The trickier part was figuring out how to manage all the set union calculations. It's a set of tree structures for which a little bit of recursion boils the work down to a few lines of code. My first try was getting clumsy, so I went out for a bike ride for a few hours and came back with the algorithm worked out in my head. I believe in the left-brain, right-brain approach: study something intensively; then relax or do something different, and things are much clearer when you return to the subject.
Putting this together, I finished the code, but I was worried that this task would be so computationally demanding that it would be too slow to be useful. As it turned out, though, the approach I took, heavily leveraging Python sets and some other features, runs amazingly fast. And although the sets have to fit in memory, it seems to handle pretty large problems.
I went on to create a dialog box interface using the Version 17 Custom Dialog Builder and extension command syntax using the extension mechanism, which requires a small xml file to define the syntax and uses our extension.py module to handle that interface.
So, what sort of effort did this take? Less than one day, including the bike ride. How much more productive could you be? Taking advantage of the combination of Python and SPSS together along with the CDB and other tools reduced this task to about 225 lines of code plus the dialog and xml.
I posted this to SPSS Developer Central, where it can be downloaded for free. It is written for SPSS Statistics 17, but it will work with version 16 (not including the dialog) with a small change documented in the readme file. One competing product that does this as a main feature sells for a 4-figure price.
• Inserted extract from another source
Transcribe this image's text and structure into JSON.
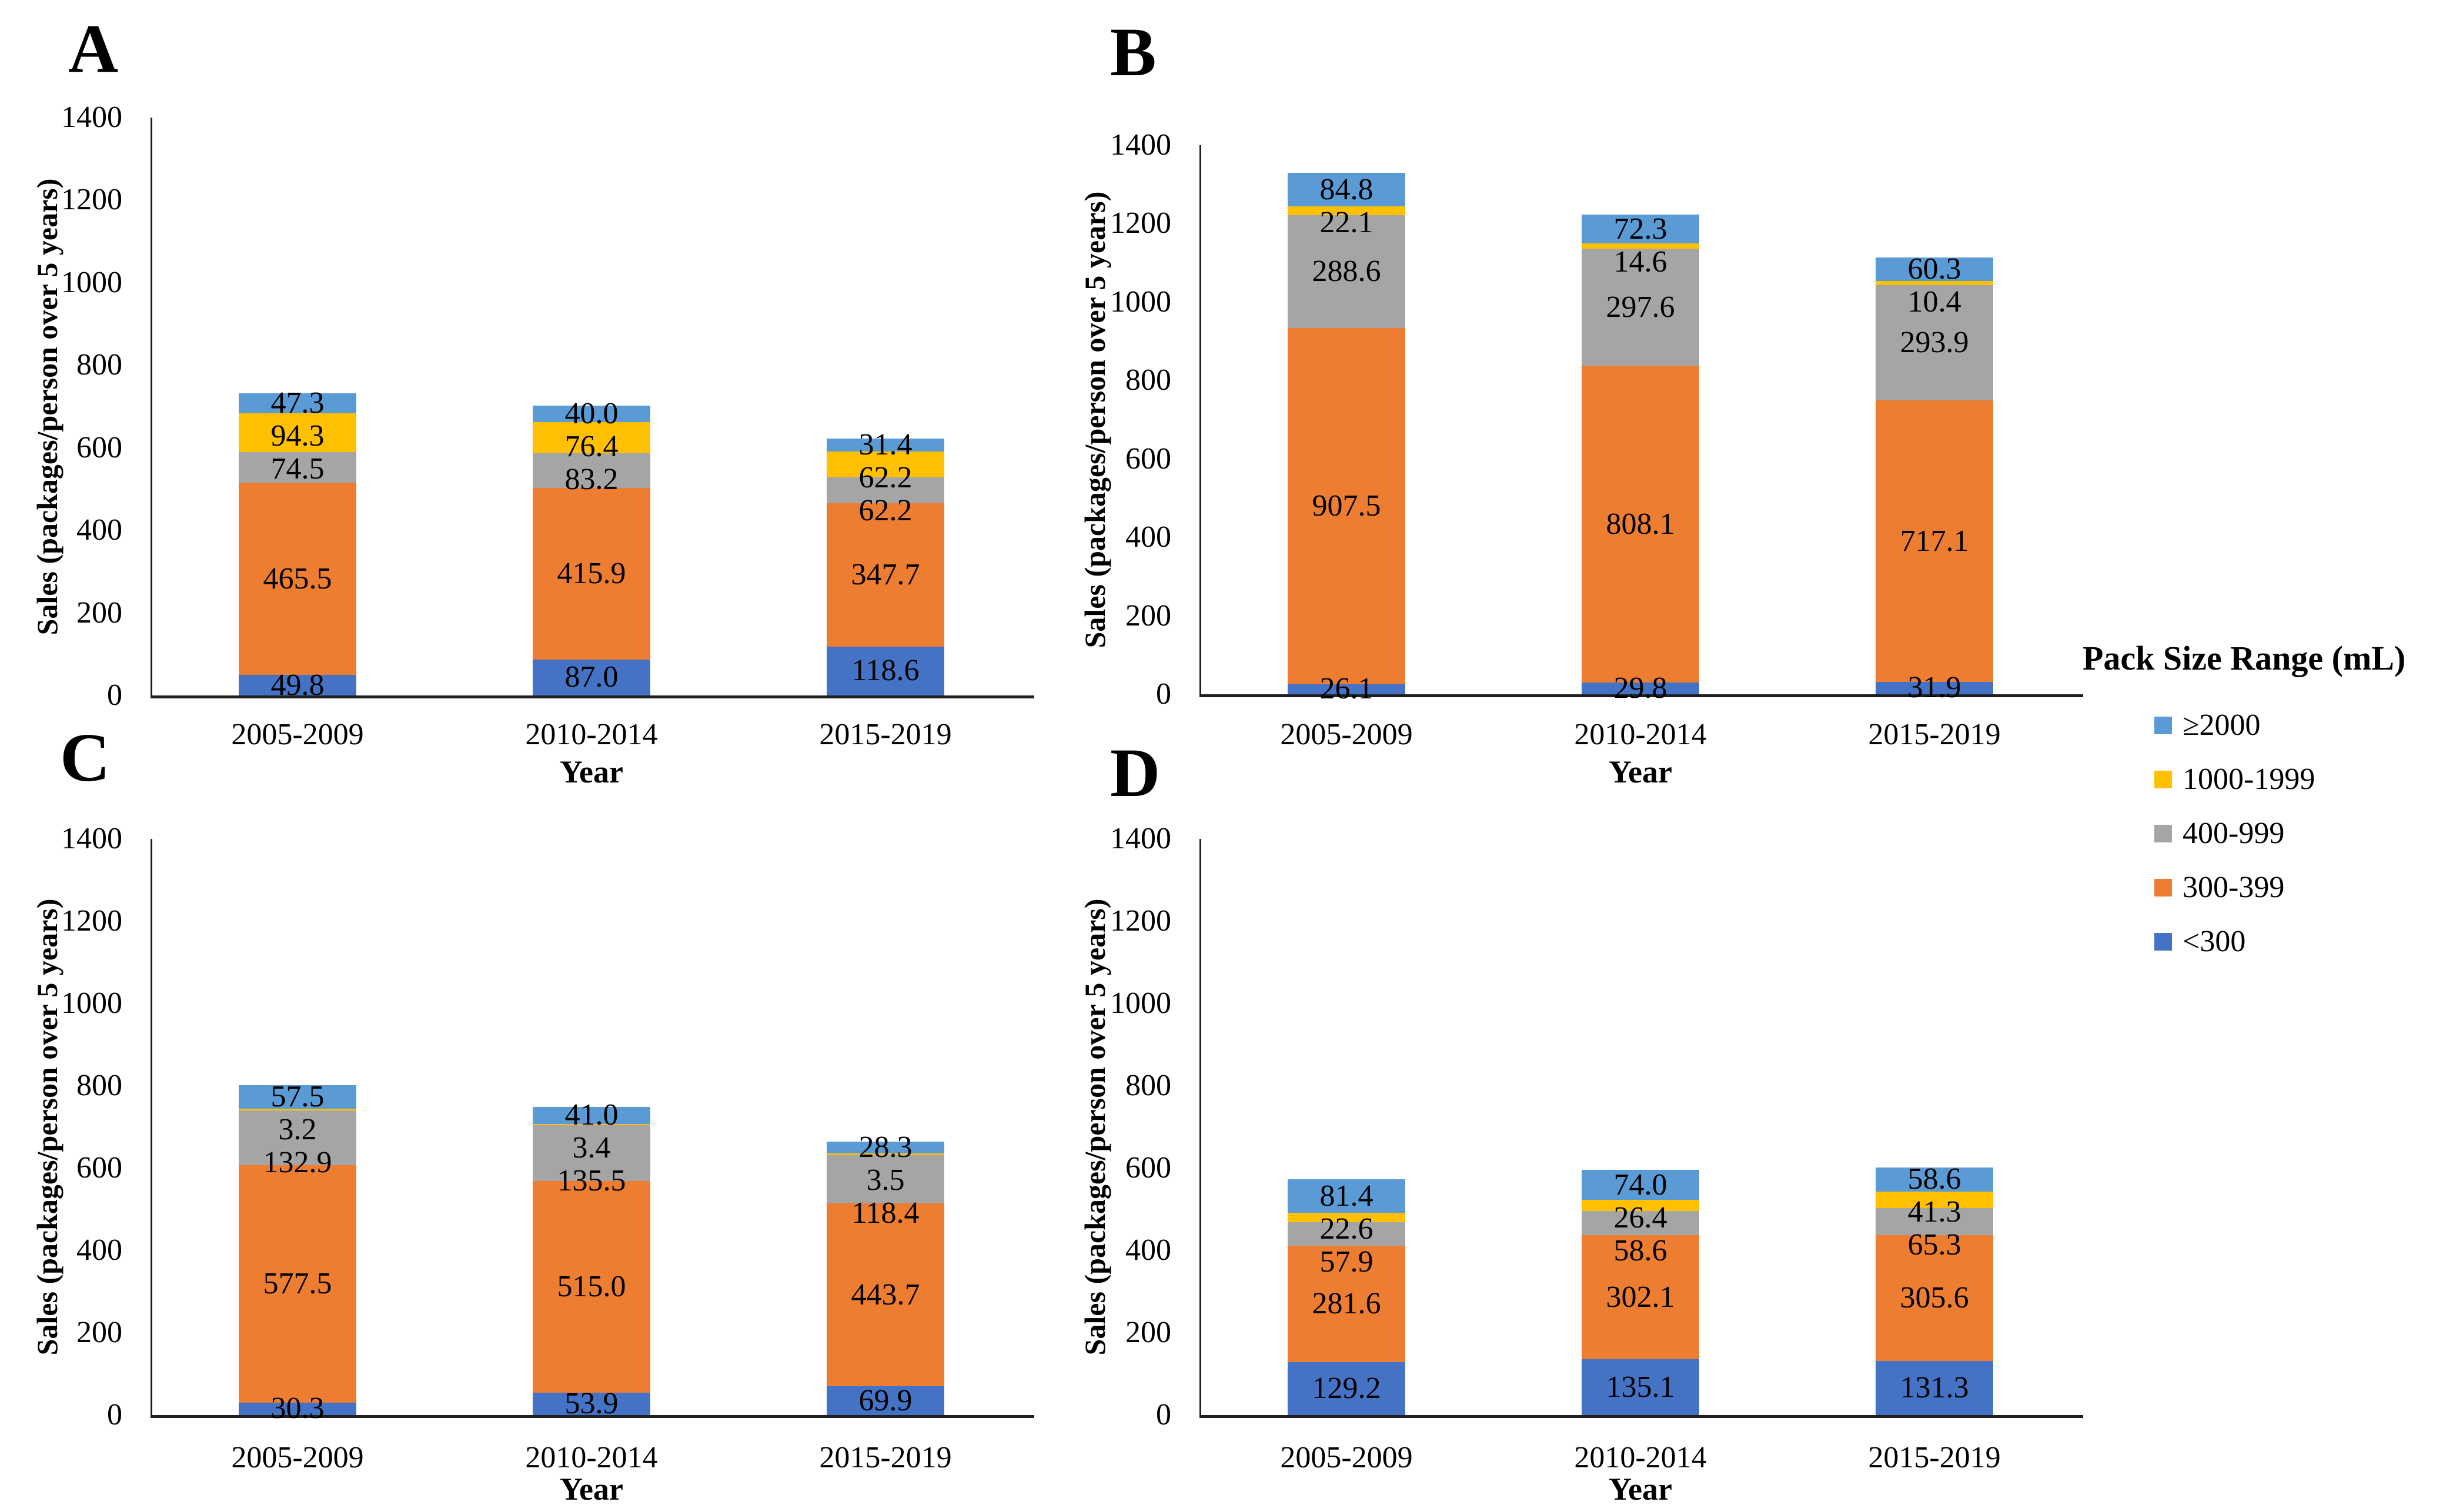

The original version posted had a subset of the features I had thought about doing. I wanted to see what interest there might be. Within a few days I had received and implemented a few enhancement requests. By getting the first version out to the world, it was easier to see what additional features users might want. Again, higher productivity by not implementing things that would probably not be used. But maybe I'll do more later.
This experience is typical of many programmability projects, in my experience. Big results for small amounts of work. Of course, I've done this a lot, so I know all the tools and how to approach a problem. Programmability definitely requires an investment in learning the technology, but it's hard to beat the ROI.